Hizo un esfuerzo para sobreponerse.

—No tengo costumbre de presentar excusas, como puede usted inferir de las tonterías que estoy diciendo. Por su aspecto debí comprender que ignoraba usted en qué compañía se hallaba. Es usted una flor blanca caída en el fango…

Sus palabras se tornaron más bruscas.

—De todos modos, usted consintió en acudir. ¡Maldición! Dos años he llevado en el infierno, anhelando dar y recibir besos. Está usted encantadora, más que otra cualquiera de las demás mujeres presentes, y tanto, que me ha hecho perder la cabeza. Y nunca ciertamente contaba quedarme sin ella en honor de una rusa.

Agregó, casi a gritos:

— ¡Cuando yo me estaba divirtiendo ha venido usted a interrumpir mi alegría! Váyase. ¡Sí, váyase con sus amigos y déjeme con los míos! Ellos son los únicos que tengo derecho a tratar, y aun son demasiado buenas para mí.

Concluyó:

—Mañana, cuando me encuentre lo bastante sobrio para sostenerme sobre las piernas, iré a presentar mis cumplidos a la Condesa No Sé Cuantos y mis más abyectas excusas a usted.

—¡No diga nada a mi tía! —exclamó Marina—. He actuado por espontáneo impulso, como usted mismo comprenderá. Todo se ha debido a…, ¡al vino! Explicaciones, excusas y cumplidos a la condesa no harían sino empeorar las cosas. Porque ella…

Clark miró fijamente a la joven.

—Muy bien. Pero conste que nada se ha debido al vino.
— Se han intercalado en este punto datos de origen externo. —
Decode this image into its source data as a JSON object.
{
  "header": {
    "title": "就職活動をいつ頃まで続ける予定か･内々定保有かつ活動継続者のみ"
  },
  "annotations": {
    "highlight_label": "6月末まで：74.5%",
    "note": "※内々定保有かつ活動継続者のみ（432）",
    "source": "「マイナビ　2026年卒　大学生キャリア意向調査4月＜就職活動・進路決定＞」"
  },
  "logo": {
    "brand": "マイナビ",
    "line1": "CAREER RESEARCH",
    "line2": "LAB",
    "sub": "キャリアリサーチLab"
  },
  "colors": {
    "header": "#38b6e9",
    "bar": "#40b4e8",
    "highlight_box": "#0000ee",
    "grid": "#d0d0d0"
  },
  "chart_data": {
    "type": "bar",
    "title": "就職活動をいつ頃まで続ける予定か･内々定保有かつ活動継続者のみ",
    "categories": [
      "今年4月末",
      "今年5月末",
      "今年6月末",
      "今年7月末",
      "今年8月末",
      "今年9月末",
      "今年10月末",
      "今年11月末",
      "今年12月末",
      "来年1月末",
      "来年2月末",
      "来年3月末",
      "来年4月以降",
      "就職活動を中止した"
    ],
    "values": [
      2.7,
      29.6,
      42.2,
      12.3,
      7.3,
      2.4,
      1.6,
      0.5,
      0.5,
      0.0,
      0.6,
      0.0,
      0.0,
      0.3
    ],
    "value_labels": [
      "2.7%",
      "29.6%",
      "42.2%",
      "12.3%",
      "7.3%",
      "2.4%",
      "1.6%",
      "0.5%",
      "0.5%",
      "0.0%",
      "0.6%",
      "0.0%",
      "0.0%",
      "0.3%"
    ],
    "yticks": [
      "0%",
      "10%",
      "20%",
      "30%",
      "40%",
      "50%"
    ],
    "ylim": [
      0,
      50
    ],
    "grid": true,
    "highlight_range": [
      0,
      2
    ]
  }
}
Y dudo mucho de lograr embriagarme lo suficiente para olvidar ya nunca sus labios.

Deslizó la mano de la joven debajo de su brazo y la acompañó a través del gentío.

Ya en la puerta se inclinó profundamente ante Marina y estrechó la mano de Suchaldin.

—Muy amable ha sido —dijo— el que ustedes honrasen la fiesta de un marino con ocasión de su retorno, aunque tan corto rato hayan pasado aquí.

Un momento después Pavel preguntó :

—¿Por qué nos marchamos tan pronto? Las vituallas son excelentes. Y las gentes interesantes.

—Cuando Clark descubrió que yo no era como las demás mujeres de la concurrencia, me rogó que saliese.

—Eso ha sido muy considerado por su parte. Mas ¿le has hablado de Sitka? ¿Te ha hecho alguna promesa?

—No lo sé.

Pavel no había visto nunca tan conturbada a su compañera.

—Ese hombre —siguió Marina— es una persona extraordinaria. Es capaz de hacer cualquier cosa. Pero no me agradaría viajar en su buque.